After a long day in a tavern eating local food and getting quite rowdy, we ended up back in our hotel before sunset and it was time to really party South African style. Details are vague, but the four of us completely let our hair down and enjoyed the local drinks. The same wasn’t true for the other tourists in the hotel. I think mainly because Janine started singing and all the dogs in the village started howling.
We began our trip back to Johannesburg the next day and stopped in Nairobi for a full afternoon. That place is crazy! I only realised how insane the roads were when I got out of the taxi and realised I had ripped off the arm rests. After a really enjoyable day (pizza in Nairobi) we moved on back to SA!
So we all take on certain challenges in our lives, but this one was something that I didn’t expect. There we were, coming down from a summit that took us six hours to go up up and two to head down. There is an element of no respect for your body because it is time to stop the madness. It feels as though you are sitting on the sun, so there you are applying sun cream and dust at 7:30 a.m. to try eliminate one of your potential worries when you get back to camp. Sun cream, dust, wind, and cold burn are not so lekker together. No one cared (I did a little).Summiting a mountain is one of the daftest things I could ever imagine doing. Once you have achieved, what you have gone there to achieve you are physically at the hardest and furthest point from the actual finish line.
While we were walking up the mountain, conversation was about potentially one day doing Everest and other high mountains around the world, and when we were coming down, everyone said they would never even consider it.
Jan asked me at the top what was harder between Ironman and summiting Kili, and I couldn’t answer then. Only on the way down did I say Ironman, as you largely fight against your own physical abilities, while on Kili you are largely fighting against the elements.
I would never climb Kilimanjaro again! Summiting was one of the toughest things I have ever put myself through but when you gather your thoughts and reflect on what you have put yourself through it becomes very clear as to what you have just done. All four of us were in a special place on this continent and at the same time, we were all in a particularly dark place. I never want to put myself through that pain again, but I know that overcoming that pain can never be taken away from us.
We walked down that mountain hurting so much, but all the time you have this silly little smile on your face knowing that no one can ever take what I have just done away from me, and you can put any challenge in front of me and it will pale in comparison. I am stronger because of it and that is why I would highly recommend climbing that mountain to almost everyone!
My team was outstanding and our leader and organiser, Janine, played out of her boots. It is an experience that is tough to explain to those who ask. For all those folks who have climbed Kilimanjaro before and experienced conditions like those, I take my hat off to you.
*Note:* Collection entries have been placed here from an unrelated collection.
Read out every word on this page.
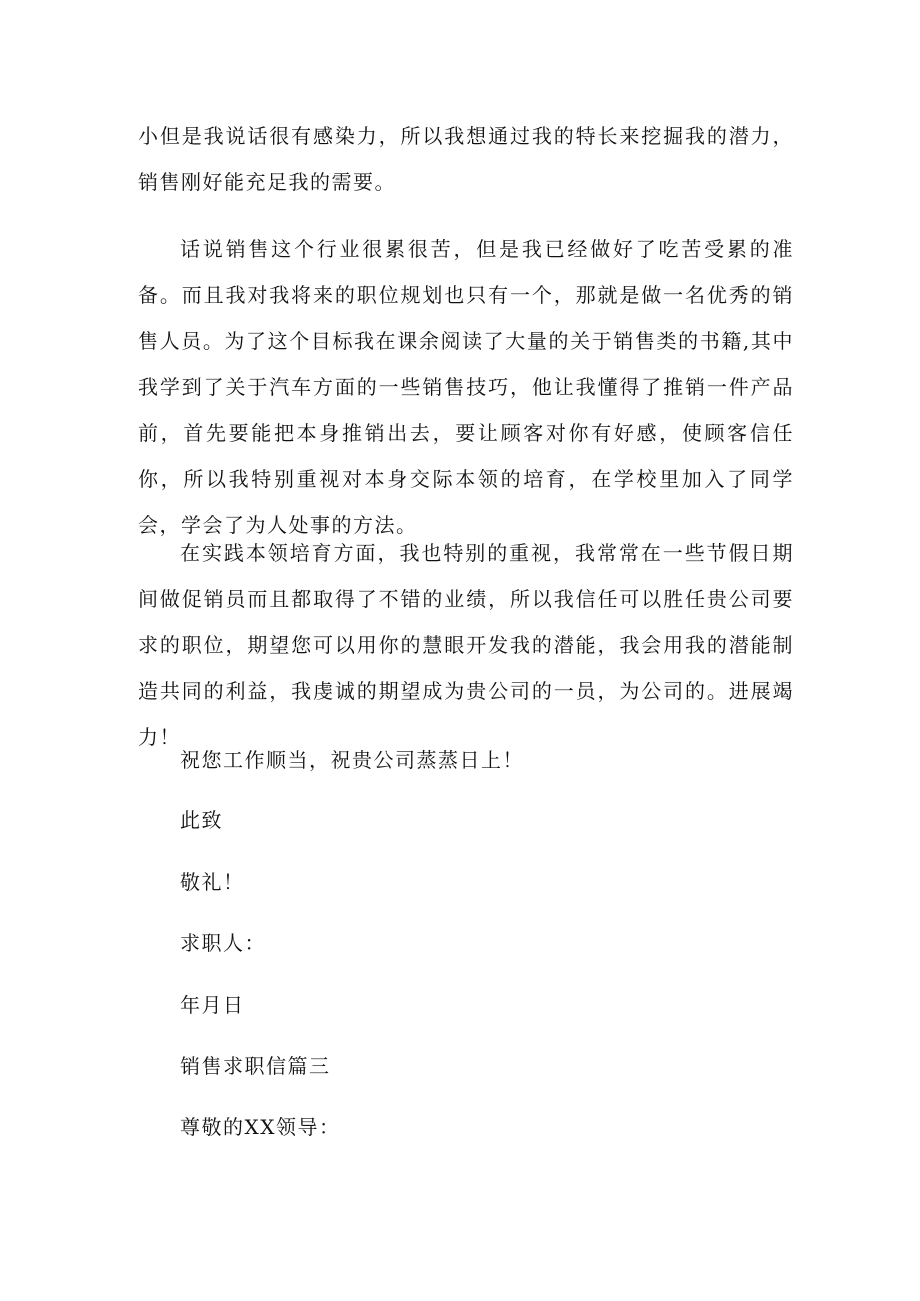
小但是我说话很有感染力，所以我想通过我的特长来挖掘我的潜力，销售刚好能充足我的需要。

话说销售这个行业很累很苦，但是我已经做好了吃苦受累的准备。而且我对我将来的职位规划也只有一个，那就是做一名优秀的销售人员。为了这个目标我在课余阅读了大量的关于销售类的书籍,其中我学到了关于汽车方面的一些销售技巧，他让我懂得了推销一件产品前，首先要能把本身推销出去，要让顾客对你有好感，使顾客信任你，所以我特别重视对本身交际本领的培育，在学校里加入了同学会，学会了为人处事的方法。

在实践本领培育方面，我也特别的重视，我常常在一些节假日期间做促销员而且都取得了不错的业绩，所以我信任可以胜任贵公司要求的职位，期望您可以用你的慧眼开发我的潜能，我会用我的潜能制造共同的利益，我虔诚的期望成为贵公司的一员，为公司的。进展竭力！

祝您工作顺当，祝贵公司蒸蒸日上！

此致

敬礼！

求职人：

年月日

销售求职信篇三

尊敬的XX领导：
Let me end by entertaining you with this. Everyone thought we were tourists except us. We started off our week telling everyone who tried to sell us something that we were South African. As the trip progressed that advanced to telling everyone who asked that we were African. And finally, after too much to drink, we pretty much told everyone who would listen that we are Africa!
Thank you to everyone who contributed to our trip financially or with generous support. A special thanks to Janine for phoning. Chanelle, Janine, and Welly - what an adventure! (Proudly South African). If I could convince my brothers to climb that mountain, I would do it again.